I want to build a solution that should process batch documents which are in multiple languages. As per the Google documentation, it accepts list of documents but the source language code is mandatory and it accepts only one language code.
I want the application to be global and translate the batch documents auto detecting the language. Please suggest if there is any alternative to perform this action using cloud Translation API.
Below is the code from Google Documentation
from google.cloud import translate_v3beta1 as translate
def batch_translate_document( input_uri: str, output_uri: str, project_id: str, timeout=180):
client = translate.TranslationServiceClient()
# The ``global`` location is not supported for batch translation
location = "us-central1"
# Google Cloud Storage location for the source input.

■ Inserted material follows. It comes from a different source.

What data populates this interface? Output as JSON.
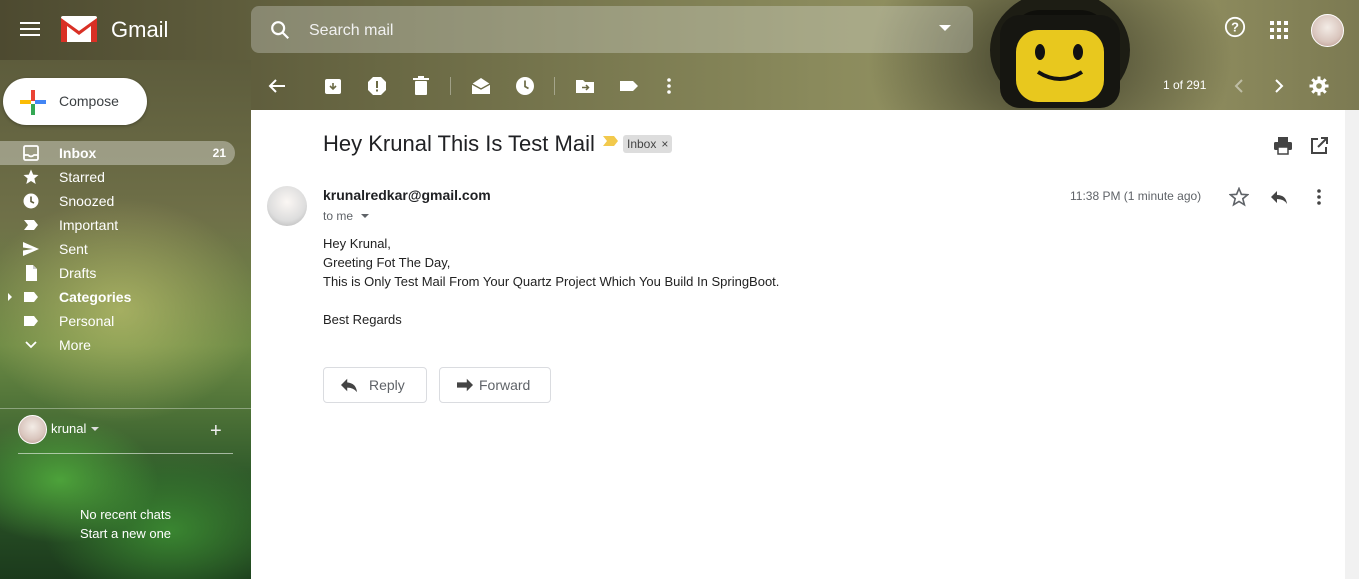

This can be a single file
# (for example, ``gs://translation-test/input.docx``) or a wildcard
# (for example, ``gs://translation-test/*``).

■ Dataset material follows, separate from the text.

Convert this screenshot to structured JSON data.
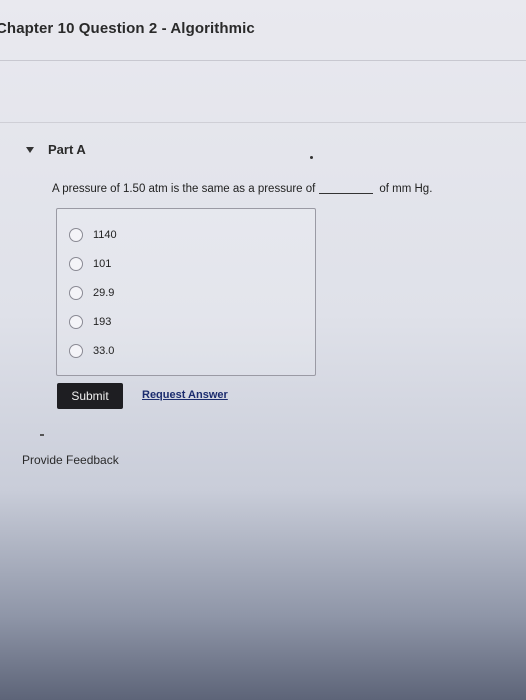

gcs_source = {"input_uri": input_uri}
batch_document_input_configs = {
"gcs_source": gcs_source,
}
gcs_destination = {"output_uri_prefix": output_uri}
batch_document_output_config = {"gcs_destination": gcs_destination}
parent = f"projects/{project_id}/locations/{location}"
request={
"parent": parent,
"source_language_code": "en-US",
"target_language_codes": ["fr-FR"],
"input_configs": [batch_document_input_configs],
"output_config": batch_document_output_config,
}
)
print("Waiting for operation to complete...")
response = operation.result(timeout)
print("Total Pages: {}".format(response.total_pages))